Sunday, September 16, 2007

Halloween Comes Creeping

That most fun of kid-centered holidays is coming: Halloween. So my kids remind me every. single. day. When can we go look at costumes? When can we pick out candy? When can we have a party? When can we buy more decorations? When? When? When?

Here's what I love about Halloween:

  • Taking M. & P. around the neighborhood trick or treating in a costume of my own. It's the next best thing to being a kid again.
  • Running to the door to oooh & aaah over the fairy princesses, laugh at the clowns and shudder at the skeletons who shout "Trick or Treat, Smell My Feet." Oh no, wait, it's my brother who still says that.
  • Deciding what to hand out. Should you choose something you like or dislike? This is based on whether you want to enjoy the leftovers or shun them entirely, and if it's the latter, how big a bag do you want to carry in to the office the next day? How much of it do you want your own kids to eat beforehand? How healthy a treat is too healthy? After all, you don't want your house to be avoided as word spreads that you're giving out veggies. (We got great reactions to the juice boxes we gave out a few years ago, so that's become our de facto treat. Yay, one more thing crossed off the to-do list!)
  • Doing the candy check when we return home and bargaining over which bits my kids are willing to let me have.
  • Silly games like bobbing for apples and biting the donut on a string.

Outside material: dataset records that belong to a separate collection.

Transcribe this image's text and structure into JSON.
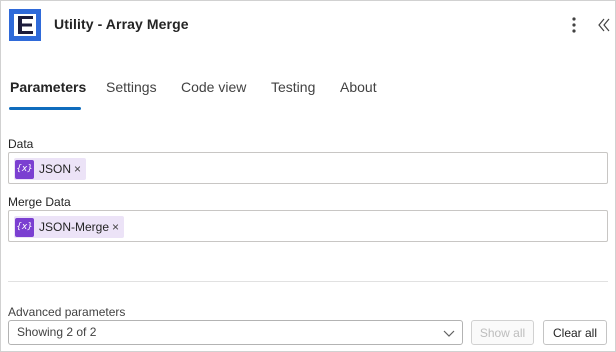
{
  "header": {
    "title": "Utility - Array Merge",
    "logo_icon": "utility-logo-icon",
    "more_icon": "more-vertical-icon",
    "collapse_icon": "double-chevron-left-icon"
  },
  "tabs": [
    {
      "label": "Parameters",
      "active": true
    },
    {
      "label": "Settings",
      "active": false
    },
    {
      "label": "Code view",
      "active": false
    },
    {
      "label": "Testing",
      "active": false
    },
    {
      "label": "About",
      "active": false
    }
  ],
  "fields": [
    {
      "label": "Data",
      "token": {
        "icon": "expression-icon",
        "icon_text": "{x}",
        "text": "JSON",
        "close": "×"
      }
    },
    {
      "label": "Merge Data",
      "token": {
        "icon": "expression-icon",
        "icon_text": "{x}",
        "text": "JSON-Merge",
        "close": "×"
      }
    }
  ],
  "advanced": {
    "label": "Advanced parameters",
    "select_value": "Showing 2 of 2",
    "show_all_label": "Show all",
    "clear_all_label": "Clear all"
  },
  "colors": {
    "accent": "#0f6cbd",
    "logo_bg": "#2f6ad9",
    "token_bg": "#ece3f7",
    "token_icon_bg": "#7b3fd1"
  }
}
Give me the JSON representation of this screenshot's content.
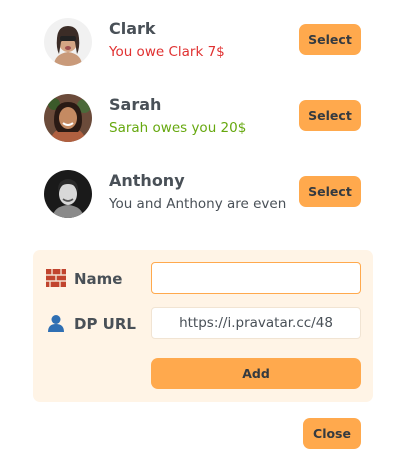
{
  "friends": [
    {
      "name": "Clark",
      "status": "You owe Clark 7$",
      "status_tone": "red",
      "select_label": "Select"
    },
    {
      "name": "Sarah",
      "status": "Sarah owes you 20$",
      "status_tone": "green",
      "select_label": "Select"
    },
    {
      "name": "Anthony",
      "status": "You and Anthony are even",
      "status_tone": "neutral",
      "select_label": "Select"
    }
  ],
  "form": {
    "name_label": "Name",
    "name_icon": "brick-icon",
    "name_value": "",
    "url_label": "DP URL",
    "url_icon": "person-silhouette-icon",
    "url_value": "https://i.pravatar.cc/48",
    "add_label": "Add"
  },
  "close_label": "Close",
  "colors": {
    "accent": "#ffa94d",
    "form_bg": "#fff4e6",
    "red": "#e03131",
    "green": "#66a80f",
    "text": "#495057"
  }
}
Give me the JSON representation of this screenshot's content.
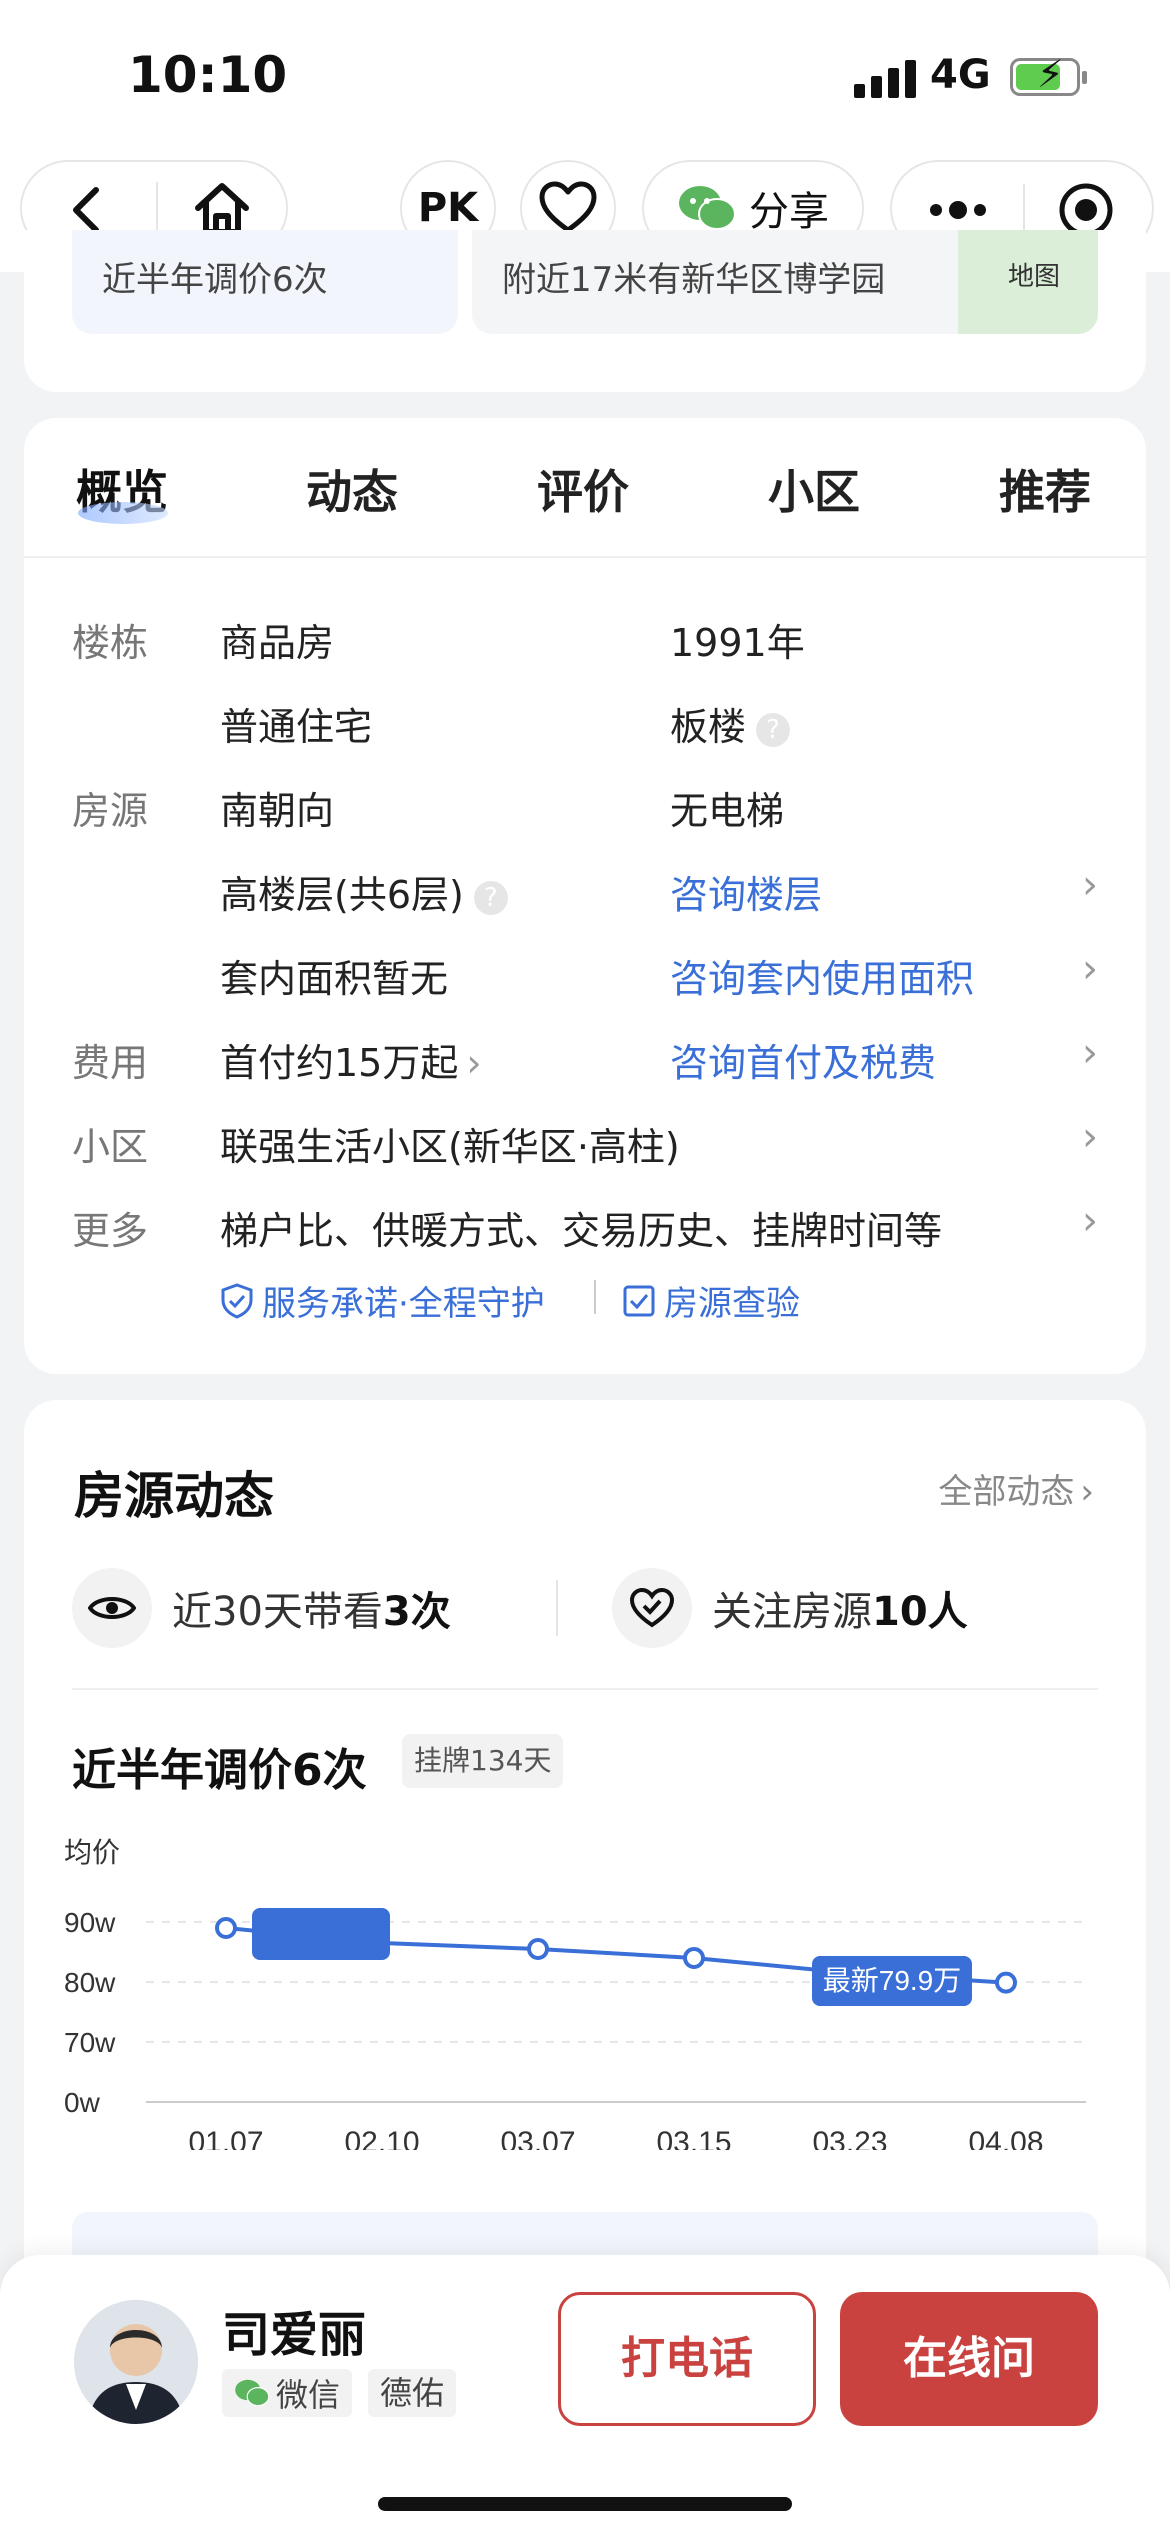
{
  "status": {
    "time": "10:10",
    "network": "4G"
  },
  "nav": {
    "pk": "PK",
    "share": "分享"
  },
  "top_snippet": {
    "left": "近半年调价6次",
    "right": "附近17米有新华区博学园",
    "map": "地图"
  },
  "tabs": [
    "概览",
    "动态",
    "评价",
    "小区",
    "推荐"
  ],
  "overview": {
    "building_label": "楼栋",
    "building_type": "商品房",
    "year": "1991年",
    "usage": "普通住宅",
    "structure": "板楼",
    "listing_label": "房源",
    "orientation": "南朝向",
    "elevator": "无电梯",
    "floor": "高楼层(共6层)",
    "floor_link": "咨询楼层",
    "inner_area": "套内面积暂无",
    "inner_area_link": "咨询套内使用面积",
    "fee_label": "费用",
    "down_payment": "首付约15万起",
    "fee_link": "咨询首付及税费",
    "community_label": "小区",
    "community": "联强生活小区(新华区·高柱)",
    "more_label": "更多",
    "more": "梯户比、供暖方式、交易历史、挂牌时间等",
    "service": "服务承诺·全程守护",
    "inspect": "房源查验"
  },
  "dynamics": {
    "title": "房源动态",
    "all_link": "全部动态",
    "views_prefix": "近30天带看",
    "views_count": "3次",
    "follow_prefix": "关注房源",
    "follow_count": "10人",
    "price_title": "近半年调价6次",
    "listing_days": "挂牌134天"
  },
  "chart_data": {
    "type": "line",
    "ylabel": "均价",
    "yticks": [
      "90w",
      "80w",
      "70w",
      "0w"
    ],
    "categories": [
      "01.07",
      "02.10",
      "03.07",
      "03.15",
      "03.23",
      "04.08"
    ],
    "values": [
      89,
      86.5,
      85.5,
      84,
      81.5,
      79.9
    ],
    "latest_label": "最新79.9万",
    "accent": "#3a6fd8"
  },
  "agent": {
    "name": "司爱丽",
    "wechat": "微信",
    "company": "德佑",
    "call": "打电话",
    "chat": "在线问"
  }
}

Here's what I don't love about Halloween:

  • The fact that stuff has been in the stores (and therefore on my kids' minds) since the end of August. We haven't got the budget for back-to-school and Halloween in the same month.
  • I know the grocery stores are counting on the fact that whatever candy we buy now will be eaten and replaced many times over. I'm struggling to get to the gym on a regular basis to work off all the old fat I'm already carrying around. I want to save any new incoming fat for Christmas cookies, thankyouverymuch. I won't even mention the cavity M. just had filled.
  • Why are all the boy costumes in my kids' size range scary, bloody, inappropriately not funny, or all three? Halloween is all about pretend and make-believe. I don't know about you, but I don't recall ever pretending to be an axe murderer, a corpse being eaten by rats or a fart meter. Sure, there are a few superheroes and Harry Potter is still popular, but you have to look really hard to find them. When I do finally consent to go costume shopping there's going to be at least one tantrum, I just know it. Personally, I'm going to push costumes like the ones appearing in Family Fun's latest issue or on their website.
  • Ditto for the decorations. Do I really need window clings that look like bloody hand and footprints or a shuddering skeleton chained in a cage to have a Happy Halloween?

1 comment:

Anonymous said...

Makes me wonder Just how many of us have the same feeling about the type of costumes that are available. The
"prostitots" phenom is really crazy. Check the Disney Store, they can be more reasonable than you think and of couse there are catalogs and the trusty internet seach.